BMW's use of aluminum, which helps in reducing the vehicle's weight, has increased gradually in recent years. The metal, which is lighter than steel and is recyclable, has become more important for BMW as like other carmakers, it aims to cut the weight of its cars to promote fuel efficiency.
Frank Wienstroth, who handles BMW's communications on the supply chain and sustainability, said that its major changes include the introduction of aluminum doors and hoods in some models as well as casted structural components.
He explained that how aluminum is applied varies considerably between different models. He cited the new 5 series as an example, saying that it has aluminum parts that total nearly 20% of the vehicle weight.
BMW's Five Series ActiveHybrid concept will go into full-scale production as early as next year.
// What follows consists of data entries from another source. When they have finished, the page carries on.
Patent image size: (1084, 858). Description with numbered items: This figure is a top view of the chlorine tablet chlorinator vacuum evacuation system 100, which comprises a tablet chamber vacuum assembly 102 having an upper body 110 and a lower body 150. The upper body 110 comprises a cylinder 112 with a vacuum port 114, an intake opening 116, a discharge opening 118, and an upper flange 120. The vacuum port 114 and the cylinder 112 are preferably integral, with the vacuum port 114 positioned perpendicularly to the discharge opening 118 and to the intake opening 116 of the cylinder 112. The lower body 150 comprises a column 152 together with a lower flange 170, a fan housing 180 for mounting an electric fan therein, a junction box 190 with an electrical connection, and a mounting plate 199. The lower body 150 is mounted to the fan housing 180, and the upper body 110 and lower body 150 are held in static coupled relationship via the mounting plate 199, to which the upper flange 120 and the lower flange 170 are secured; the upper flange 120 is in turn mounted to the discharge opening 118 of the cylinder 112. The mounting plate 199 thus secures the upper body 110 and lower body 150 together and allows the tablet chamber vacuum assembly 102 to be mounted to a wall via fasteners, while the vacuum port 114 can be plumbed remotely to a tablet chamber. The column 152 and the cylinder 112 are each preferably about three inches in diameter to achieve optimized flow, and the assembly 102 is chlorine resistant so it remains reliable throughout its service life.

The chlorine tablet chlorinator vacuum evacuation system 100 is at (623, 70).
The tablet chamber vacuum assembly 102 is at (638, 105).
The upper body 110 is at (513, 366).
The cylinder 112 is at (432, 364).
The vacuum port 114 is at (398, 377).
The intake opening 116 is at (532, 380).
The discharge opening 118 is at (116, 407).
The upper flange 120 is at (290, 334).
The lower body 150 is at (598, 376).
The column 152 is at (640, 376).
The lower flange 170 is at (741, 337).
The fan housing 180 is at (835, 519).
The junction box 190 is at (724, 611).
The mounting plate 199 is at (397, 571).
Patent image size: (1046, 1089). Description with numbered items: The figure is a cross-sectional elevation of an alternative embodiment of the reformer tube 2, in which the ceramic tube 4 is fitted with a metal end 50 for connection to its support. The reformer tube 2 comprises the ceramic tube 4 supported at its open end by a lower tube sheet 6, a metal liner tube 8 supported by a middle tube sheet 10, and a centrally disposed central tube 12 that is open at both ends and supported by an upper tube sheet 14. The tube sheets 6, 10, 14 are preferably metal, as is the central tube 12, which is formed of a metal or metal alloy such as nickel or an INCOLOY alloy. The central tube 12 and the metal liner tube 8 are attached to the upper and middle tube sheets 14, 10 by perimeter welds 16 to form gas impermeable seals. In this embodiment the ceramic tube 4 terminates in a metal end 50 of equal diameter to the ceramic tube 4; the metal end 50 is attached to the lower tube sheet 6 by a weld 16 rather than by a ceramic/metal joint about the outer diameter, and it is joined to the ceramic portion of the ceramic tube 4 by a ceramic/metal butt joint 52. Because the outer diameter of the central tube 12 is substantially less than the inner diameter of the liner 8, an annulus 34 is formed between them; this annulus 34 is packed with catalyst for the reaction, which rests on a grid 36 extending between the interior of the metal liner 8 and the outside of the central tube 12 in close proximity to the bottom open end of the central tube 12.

In the transport sector, aluminum recycling rates are estimated at more than 90%.
In the building sector, rates are at 95% while in packaging, it is estimated to be around 35%. Jaguar Land Rover said that the average car weighs about 1,200-1,400 kg, containing around 500-700 kg steel.
Aluminum is likely to be used in wheels and hoods. Use of aluminum also results to other types of savings such as less wear and tear. Earlier this week, BMW posted its best ever quarterly pre-tax profit, boosted by surging sales of luxury cars in China, the relaunch of its 5 series saloon and a weaker euro currency.